Memories of single events are often attributed to the workings of an episodic memory system. Episodic-like memories have been exhibited, in relation to different caching contexts, by western scrub jays (for a review see
de Kort, Dickinson, & Clayton, 2005). However, so-called one-shot learning in animals is an ill-understood and debated phenomenon (
Osvath, 2015). Nevertheless, some studies have provided evidence that chimpanzees,
Pan troglodytes, orang-utans and humans share some core features of their memory systems to recall personal experiences from the past (
Martin-Ordas, Berntsen, & Call, 2013). Single event learning can, however, be supported by different mechanisms; for example innate defence behaviours and so-called preparedness (
Bolles, 1970; Seligman, 1971). The above examples of single event memories in corvids are related either to dominance, fear or caching contexts, domains of great importance for corvids. Regardless of the specific mechanisms underlying their memories, however, we wanted to investigate whether ravens can extend this single-event-memory skill to reciprocal interactions.

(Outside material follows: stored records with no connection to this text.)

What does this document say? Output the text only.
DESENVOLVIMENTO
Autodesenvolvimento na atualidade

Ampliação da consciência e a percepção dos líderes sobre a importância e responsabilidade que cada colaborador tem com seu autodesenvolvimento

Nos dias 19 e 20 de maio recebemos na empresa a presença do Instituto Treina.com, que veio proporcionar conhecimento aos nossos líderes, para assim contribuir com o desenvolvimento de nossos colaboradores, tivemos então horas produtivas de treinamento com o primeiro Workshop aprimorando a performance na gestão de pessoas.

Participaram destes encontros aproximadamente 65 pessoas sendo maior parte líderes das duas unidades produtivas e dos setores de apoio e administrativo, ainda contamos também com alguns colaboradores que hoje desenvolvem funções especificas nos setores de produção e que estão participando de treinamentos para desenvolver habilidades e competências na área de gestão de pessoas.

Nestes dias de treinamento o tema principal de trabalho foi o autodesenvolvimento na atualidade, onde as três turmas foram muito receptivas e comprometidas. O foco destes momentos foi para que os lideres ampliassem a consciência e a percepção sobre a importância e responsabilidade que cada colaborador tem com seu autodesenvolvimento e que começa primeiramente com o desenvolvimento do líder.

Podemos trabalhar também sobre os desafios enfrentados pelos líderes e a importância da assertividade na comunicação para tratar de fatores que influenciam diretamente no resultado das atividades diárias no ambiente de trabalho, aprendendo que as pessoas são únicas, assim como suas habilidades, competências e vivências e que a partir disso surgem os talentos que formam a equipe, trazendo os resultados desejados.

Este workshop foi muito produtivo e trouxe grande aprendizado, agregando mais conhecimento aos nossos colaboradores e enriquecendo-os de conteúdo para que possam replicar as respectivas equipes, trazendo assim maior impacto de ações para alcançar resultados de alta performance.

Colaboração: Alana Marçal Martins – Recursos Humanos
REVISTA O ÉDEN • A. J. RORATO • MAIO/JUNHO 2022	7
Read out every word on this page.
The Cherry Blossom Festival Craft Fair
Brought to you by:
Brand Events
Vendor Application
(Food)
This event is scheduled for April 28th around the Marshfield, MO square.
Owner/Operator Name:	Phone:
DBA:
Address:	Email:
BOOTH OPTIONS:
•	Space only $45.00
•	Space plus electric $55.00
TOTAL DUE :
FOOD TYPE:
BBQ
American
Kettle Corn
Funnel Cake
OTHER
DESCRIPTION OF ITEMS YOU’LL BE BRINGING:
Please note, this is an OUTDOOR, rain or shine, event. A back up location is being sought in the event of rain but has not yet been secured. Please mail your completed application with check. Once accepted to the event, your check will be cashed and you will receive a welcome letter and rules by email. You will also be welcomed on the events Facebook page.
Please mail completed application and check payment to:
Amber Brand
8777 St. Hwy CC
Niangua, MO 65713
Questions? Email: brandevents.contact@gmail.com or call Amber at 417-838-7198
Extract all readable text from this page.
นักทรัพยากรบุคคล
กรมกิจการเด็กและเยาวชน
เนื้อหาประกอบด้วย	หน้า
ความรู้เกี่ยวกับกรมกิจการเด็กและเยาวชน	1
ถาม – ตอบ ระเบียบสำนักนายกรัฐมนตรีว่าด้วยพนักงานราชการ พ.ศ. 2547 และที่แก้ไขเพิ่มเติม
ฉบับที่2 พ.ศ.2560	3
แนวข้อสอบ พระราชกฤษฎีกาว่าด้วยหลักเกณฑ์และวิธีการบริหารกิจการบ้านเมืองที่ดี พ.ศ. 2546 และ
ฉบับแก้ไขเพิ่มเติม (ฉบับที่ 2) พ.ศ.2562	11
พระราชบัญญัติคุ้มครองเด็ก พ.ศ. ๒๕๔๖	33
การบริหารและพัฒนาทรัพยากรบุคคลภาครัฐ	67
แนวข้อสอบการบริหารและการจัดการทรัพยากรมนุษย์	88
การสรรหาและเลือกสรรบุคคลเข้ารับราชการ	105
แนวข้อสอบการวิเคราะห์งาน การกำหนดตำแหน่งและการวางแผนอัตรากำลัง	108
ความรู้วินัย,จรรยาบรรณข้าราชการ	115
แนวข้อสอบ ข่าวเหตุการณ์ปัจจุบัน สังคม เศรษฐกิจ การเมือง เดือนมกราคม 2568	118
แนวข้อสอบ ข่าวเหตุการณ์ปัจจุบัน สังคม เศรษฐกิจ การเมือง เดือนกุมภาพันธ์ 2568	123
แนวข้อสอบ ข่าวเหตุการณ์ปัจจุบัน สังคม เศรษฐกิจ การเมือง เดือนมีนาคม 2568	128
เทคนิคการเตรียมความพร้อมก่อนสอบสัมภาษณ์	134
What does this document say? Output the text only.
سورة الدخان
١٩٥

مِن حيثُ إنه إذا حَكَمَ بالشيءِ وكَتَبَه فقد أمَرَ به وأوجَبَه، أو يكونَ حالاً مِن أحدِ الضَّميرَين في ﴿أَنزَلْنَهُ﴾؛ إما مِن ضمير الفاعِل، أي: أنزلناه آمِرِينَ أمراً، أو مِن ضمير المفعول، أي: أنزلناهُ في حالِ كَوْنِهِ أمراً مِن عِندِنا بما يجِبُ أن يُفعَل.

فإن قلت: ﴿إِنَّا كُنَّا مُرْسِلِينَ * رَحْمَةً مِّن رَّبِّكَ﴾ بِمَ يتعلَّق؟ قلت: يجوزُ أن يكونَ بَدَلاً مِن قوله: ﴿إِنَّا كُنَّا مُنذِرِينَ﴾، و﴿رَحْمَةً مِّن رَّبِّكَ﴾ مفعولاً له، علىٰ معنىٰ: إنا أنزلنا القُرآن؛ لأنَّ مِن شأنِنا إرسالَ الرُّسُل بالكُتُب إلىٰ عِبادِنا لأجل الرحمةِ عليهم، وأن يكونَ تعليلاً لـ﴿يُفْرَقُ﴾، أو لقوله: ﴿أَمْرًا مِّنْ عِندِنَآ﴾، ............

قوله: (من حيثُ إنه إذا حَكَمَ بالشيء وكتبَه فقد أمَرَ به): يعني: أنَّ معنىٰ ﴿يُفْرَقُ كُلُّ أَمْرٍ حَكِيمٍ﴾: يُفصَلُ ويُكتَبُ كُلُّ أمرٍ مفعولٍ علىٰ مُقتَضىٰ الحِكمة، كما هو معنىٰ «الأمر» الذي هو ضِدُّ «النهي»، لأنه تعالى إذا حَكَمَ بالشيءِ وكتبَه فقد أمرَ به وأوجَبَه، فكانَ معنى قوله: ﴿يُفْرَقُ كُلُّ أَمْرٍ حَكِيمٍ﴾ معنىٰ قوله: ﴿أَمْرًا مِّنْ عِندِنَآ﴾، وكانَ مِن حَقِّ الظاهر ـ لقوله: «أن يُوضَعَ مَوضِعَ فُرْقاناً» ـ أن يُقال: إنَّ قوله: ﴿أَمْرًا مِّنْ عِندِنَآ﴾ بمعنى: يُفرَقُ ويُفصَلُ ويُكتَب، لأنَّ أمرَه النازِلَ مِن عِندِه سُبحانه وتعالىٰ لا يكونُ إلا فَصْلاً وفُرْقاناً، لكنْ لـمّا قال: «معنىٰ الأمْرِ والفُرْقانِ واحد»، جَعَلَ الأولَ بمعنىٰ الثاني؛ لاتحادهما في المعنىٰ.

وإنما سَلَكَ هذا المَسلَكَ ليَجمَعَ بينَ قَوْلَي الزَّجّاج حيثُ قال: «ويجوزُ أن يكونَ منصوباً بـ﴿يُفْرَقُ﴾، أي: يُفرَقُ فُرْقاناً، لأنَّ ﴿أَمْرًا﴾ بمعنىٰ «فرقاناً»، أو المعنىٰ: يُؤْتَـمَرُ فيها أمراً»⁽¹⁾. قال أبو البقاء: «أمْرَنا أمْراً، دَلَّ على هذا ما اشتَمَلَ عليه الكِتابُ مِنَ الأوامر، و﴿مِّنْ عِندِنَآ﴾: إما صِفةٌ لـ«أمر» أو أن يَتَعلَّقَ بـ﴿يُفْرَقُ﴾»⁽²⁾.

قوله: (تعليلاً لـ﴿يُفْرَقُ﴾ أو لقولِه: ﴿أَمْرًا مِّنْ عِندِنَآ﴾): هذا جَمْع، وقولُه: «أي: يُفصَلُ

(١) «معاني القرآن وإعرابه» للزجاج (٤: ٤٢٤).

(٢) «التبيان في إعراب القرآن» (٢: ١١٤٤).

Finally, we also wanted to investigate whether ravens can remember and act upon a single interaction sequence of third-party interactions. Indirect reciprocity is generally regarded as cognitively more demanding than direct reciprocity (
Nowak & Sigmund, 2005). Among other things, one must be able to form memories of interactions between others, and attribute valence to the actions. However, it has been shown that ravens are capable of representing and remembering the relationships between others, without even having interacted with any of the observed individuals (
Massen, Pašukonis, Schmidt, & Bugnyar, 2014), and they also seem to keep track of such third-party relationships over time (
Massen, Szipl, Spreafico, & Bugnyar, 2014) suggesting at least some sort of third-party knowledge and memory. Given such extraordinary capabilities in corvids in general and ravens in particular, one could hypothesize that many reciprocal behaviours in corvids also rely on elaborate memory systems. Therefore, we predicted that ravens are able to remember the identity of certain experimenters and their characteristic behaviour (cooperate, defect), and that they prefer interacting with the ‘fair’ experimenter when given the choice at a later stage. Moreover, we predicted ravens would have third-person event memory, expressed by a transfer to a first-person interaction. Consequently, observing birds should show the same behaviour (preference) and exchange rates as the first-hand experienced birds when given the choice at a later test phase. Finally, given the complex fission–fusion dynamics in raven nonbreeding flocks (
Loretto, Reimannf, Schuster, Graulich, & Bugnyar, 2016; Loretto, Schuster, & Bugnyar, 2016) that allow for long-term separations of known conspecifics, we predicted that these memories could also last a long time, i.e. from 2 days to a month.